People suggest that an eternity of "doing nothing but worshiping God" will be eternal boredom.  "I'd rather laugh with the sinners than cry with the saints; the sinners are much more fun," suggested Billy Joel.  This represents our finite misunderstanding of both eternity and our infinite God.  Heaven will not be sad, boring, or "no fun."

The reality of salvation is definitively settled, but history continues to be cruciform, a way of the cross for pilgrims headed home.  Salvation is "now" and "not yet"; it is a matter of certitude and of seeing in a mirror dimly; it is a present possession and a hope to be worked out with fear and trembling. 


As one might expect from a story centered in the cross point, Christian faith is a crosscutting dynamic that cannot be contained within familiar time frames,  conceptual cages, or psychological definitions of reality . . . We think we have grasped the matter and pinned it down, and then we have to start out all over again, always becoming as little children in our understanding.  The truth is elusive not in order to tease us, but to keep us ever relying not upon our own understanding but upon the One who is the truth. 


Having needed the last four months to work my way through this wonderful book, I won't accuse Fr.

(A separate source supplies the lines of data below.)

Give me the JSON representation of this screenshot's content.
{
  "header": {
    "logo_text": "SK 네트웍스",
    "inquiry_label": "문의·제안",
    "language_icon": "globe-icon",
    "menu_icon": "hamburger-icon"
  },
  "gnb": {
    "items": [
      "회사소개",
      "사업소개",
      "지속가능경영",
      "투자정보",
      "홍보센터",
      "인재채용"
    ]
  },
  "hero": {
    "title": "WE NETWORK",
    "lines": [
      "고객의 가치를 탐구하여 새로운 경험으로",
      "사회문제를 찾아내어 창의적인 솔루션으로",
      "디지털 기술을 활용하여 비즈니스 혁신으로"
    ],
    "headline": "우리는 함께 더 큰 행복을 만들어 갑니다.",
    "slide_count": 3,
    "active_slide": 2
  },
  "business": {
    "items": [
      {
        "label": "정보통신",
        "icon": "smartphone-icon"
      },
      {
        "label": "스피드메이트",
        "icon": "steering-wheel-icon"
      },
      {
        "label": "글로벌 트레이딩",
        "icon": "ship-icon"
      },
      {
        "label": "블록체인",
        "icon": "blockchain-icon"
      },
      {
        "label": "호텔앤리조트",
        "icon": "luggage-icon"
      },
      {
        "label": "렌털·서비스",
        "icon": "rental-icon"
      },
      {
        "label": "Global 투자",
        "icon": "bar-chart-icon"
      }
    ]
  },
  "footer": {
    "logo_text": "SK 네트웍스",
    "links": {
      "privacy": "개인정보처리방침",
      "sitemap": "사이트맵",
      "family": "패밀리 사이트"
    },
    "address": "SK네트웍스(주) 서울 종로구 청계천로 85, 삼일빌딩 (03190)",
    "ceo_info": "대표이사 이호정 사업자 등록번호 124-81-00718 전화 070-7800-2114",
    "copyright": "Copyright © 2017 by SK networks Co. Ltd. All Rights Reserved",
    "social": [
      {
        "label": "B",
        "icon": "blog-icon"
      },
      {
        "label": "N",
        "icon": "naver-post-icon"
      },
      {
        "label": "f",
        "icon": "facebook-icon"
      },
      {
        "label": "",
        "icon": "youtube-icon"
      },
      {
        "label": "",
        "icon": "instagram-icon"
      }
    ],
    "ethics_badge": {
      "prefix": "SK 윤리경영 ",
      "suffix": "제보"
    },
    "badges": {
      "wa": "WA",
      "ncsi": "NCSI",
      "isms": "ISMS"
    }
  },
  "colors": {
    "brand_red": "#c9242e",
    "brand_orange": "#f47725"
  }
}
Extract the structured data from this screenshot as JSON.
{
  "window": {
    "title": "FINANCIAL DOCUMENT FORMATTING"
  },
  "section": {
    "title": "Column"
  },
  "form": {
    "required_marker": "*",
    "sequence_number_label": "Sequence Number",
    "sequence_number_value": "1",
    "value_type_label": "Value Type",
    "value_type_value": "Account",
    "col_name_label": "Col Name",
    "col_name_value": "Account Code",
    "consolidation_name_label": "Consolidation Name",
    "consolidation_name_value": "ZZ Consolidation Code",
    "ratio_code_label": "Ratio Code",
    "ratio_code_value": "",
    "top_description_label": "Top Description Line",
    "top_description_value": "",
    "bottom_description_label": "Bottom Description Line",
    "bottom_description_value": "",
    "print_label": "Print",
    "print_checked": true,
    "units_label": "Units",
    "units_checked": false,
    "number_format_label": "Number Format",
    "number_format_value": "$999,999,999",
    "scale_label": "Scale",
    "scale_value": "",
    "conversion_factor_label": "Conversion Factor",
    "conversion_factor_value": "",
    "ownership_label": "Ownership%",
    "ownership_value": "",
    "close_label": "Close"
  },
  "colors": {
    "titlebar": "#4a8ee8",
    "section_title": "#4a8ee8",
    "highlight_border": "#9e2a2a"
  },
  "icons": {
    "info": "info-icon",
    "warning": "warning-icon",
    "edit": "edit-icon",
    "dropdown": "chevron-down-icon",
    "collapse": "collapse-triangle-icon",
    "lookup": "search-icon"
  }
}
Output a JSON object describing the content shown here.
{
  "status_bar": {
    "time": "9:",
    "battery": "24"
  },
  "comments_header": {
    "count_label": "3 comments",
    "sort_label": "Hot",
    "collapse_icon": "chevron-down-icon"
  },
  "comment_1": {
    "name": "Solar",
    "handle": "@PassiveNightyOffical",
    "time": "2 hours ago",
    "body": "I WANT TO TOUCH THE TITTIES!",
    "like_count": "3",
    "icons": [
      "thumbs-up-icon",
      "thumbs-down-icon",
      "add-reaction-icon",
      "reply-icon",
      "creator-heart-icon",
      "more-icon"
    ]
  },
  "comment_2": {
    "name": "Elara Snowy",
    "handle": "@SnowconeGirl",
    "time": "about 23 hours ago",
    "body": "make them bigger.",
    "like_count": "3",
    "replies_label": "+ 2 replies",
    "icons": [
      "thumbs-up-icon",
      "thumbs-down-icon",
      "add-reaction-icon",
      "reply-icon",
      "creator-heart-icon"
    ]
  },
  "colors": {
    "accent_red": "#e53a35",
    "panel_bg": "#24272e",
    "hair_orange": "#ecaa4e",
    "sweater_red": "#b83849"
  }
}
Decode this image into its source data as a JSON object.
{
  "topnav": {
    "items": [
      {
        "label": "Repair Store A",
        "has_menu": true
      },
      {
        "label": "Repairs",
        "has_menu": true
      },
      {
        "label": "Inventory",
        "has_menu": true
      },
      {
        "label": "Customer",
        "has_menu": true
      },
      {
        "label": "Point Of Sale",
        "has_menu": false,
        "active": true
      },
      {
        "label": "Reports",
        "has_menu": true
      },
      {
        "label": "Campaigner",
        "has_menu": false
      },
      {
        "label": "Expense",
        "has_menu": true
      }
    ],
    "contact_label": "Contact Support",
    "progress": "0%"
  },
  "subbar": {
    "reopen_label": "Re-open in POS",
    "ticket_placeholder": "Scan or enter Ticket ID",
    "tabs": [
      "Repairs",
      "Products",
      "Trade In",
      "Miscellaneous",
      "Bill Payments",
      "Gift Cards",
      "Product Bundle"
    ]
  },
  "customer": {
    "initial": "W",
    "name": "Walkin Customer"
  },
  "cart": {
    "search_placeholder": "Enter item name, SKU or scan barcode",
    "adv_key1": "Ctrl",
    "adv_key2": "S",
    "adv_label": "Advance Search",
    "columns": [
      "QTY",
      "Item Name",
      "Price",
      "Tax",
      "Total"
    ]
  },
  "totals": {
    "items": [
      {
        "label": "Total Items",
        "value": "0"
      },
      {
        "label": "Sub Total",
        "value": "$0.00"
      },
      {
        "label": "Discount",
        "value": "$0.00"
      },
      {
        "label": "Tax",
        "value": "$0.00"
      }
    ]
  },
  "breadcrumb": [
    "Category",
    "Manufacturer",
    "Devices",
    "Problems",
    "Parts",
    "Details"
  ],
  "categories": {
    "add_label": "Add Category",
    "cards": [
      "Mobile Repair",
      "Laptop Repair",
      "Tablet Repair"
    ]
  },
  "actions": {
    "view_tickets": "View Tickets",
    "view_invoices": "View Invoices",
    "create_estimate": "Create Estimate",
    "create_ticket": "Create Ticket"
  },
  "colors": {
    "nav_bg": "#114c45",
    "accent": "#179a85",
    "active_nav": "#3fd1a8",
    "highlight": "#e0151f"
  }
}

Neuhaus of oversimplification here.  Shorthand, maybe.  The truth is elusive because he is infinite and we are finite, and that is why we must rely upon the One who is the infinite truth rather than our own limited understanding.  Only the infinite and the eternal can bring us limited and timebound creatures into communion with the truth.  We cannot aspire in our wildest dreams to get there on our own, for our finite selves cannot dream that big.  But in truth it is only our foolish pride that would long for a truth outside of the perfectly loving truth who does everything possible to draw us into the truth we cannot reach by our own efforts.

Only then does he commend himself, and all of us, into the Father's infinitely loving hands.

I must mention how Fr. Neuhaus' understanding of the "way of the cross" goes so far beyond the perfunctory stations of the cross which are rushed through in many parishes during the season of Lent.  A true reflection on the way of the cross devotion leads to a fuller recognition of our lives in the context of the way.  If you ever get a chance to join Jubilee in praying this devotion in the Dayton area, please take advantage of it.  You'll never think of the "stations" the same way again.

As I draw near to the end of this book, the nuggets on which I wish to reflect follow ever more closely upon each other. I don't know that I'll meet my revised goal of finishing this book and my reflections on it by the end of the Easter season, but of this I am convinced: that artificial time frame doesn't really matter.